Under the second step, the court is to consider any applicable § 3553(a) factors and determine whether, in its discretion, the reduction authorized under step one is warranted in whole or in part under the particular circumstances of the case. Dillon, at 827. The government argues that the § 3553(a) factors do not support a reduction of sentence in this case. Specifically, the government argues that the seriousness of the offense, the need to afford adequate deterrence, and the need to provide just punishment for the offense all weigh against reducing the sentence below 60 months. The defendant argues that he is a non-violent offender with family support, served in the United States Air Force, has almost completed his sentence of imprisonment, and has restrictive conditions of supervised release.
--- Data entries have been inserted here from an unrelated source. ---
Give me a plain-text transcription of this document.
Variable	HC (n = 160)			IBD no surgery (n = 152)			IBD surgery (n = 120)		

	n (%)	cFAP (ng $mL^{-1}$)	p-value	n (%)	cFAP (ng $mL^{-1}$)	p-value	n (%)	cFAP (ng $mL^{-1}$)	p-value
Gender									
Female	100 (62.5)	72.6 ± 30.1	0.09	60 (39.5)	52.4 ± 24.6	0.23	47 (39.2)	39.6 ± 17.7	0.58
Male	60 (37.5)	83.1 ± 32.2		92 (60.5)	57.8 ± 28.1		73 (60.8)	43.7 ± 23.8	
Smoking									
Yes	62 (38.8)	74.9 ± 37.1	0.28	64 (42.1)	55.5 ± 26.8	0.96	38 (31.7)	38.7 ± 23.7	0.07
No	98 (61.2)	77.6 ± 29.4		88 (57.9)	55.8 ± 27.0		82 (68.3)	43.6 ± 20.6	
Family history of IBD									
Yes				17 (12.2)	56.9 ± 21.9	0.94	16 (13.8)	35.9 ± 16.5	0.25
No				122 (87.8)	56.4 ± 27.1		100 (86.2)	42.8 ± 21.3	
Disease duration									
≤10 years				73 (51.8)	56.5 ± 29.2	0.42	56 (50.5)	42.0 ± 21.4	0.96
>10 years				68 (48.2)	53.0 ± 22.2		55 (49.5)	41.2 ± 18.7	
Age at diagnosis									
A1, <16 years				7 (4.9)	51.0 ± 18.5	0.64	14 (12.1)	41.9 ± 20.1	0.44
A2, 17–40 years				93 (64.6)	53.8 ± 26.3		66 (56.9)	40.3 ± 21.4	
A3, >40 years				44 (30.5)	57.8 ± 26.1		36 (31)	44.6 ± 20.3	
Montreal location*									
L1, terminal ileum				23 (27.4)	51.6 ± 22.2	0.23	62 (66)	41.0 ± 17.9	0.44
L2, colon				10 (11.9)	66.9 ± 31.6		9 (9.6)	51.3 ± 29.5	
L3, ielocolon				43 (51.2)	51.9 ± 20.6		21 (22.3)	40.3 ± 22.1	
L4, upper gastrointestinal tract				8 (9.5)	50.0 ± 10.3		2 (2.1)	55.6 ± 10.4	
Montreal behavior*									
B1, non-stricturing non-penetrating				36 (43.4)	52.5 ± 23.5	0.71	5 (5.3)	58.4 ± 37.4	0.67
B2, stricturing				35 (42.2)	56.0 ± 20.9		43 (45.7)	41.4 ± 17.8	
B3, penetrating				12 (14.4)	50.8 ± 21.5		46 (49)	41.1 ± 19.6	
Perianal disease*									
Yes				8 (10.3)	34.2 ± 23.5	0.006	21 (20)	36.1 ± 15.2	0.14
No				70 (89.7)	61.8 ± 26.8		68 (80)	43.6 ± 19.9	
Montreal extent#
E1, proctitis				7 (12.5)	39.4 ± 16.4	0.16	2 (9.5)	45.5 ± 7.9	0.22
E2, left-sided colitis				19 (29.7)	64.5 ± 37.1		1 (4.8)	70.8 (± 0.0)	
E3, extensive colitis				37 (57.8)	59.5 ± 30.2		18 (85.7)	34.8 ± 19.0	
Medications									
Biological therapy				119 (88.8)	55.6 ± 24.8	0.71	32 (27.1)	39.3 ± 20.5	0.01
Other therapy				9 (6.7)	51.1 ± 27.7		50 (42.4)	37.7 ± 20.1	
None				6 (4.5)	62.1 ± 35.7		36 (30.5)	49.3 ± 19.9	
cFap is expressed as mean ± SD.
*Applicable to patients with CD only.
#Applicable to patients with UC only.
Defendant argues these factors all weigh in favor of the requested reduction.
Most of the factors argued by both parties were known to the court at sentencing. The Court deemed that those factors warranted an above guideline 60-month sentence. The fact that Moore has almost completed his sentence of imprisonment is a non-factor that neither favors nor disfavors a sentence reduction. Particularly since there is nothing in the record to indicate how Moore has performed while incarcerated. The same is true of the fact that Moore will be subject to restrictive conditions of supervised released. That is a non-factor that neither favors nor disfavors a sentence reduction. Moore will be subject to the same supervised release conditions as almost every other defendant who commits this type of crime.
The Court agrees with the parties that Moore is eligible for a sentence reduction. Eligibility alone is not the only criteria here. The guidelines state that the judge may reduce the sentence of an eligible defendant after consideration of the appropriate factors. That makes it clear that not all eligible defendants will receive a sentence reduction. Here, it is the Court's discretion that the appropriate factors do not support a sentence reduction for Moore. The motion is denied.
V. ORDER
NOW THEREFORE IT IS HEREBY ORDERED that:
1. Moore's Motion for Sentence Reduction (Dkt. 68) is DENIED.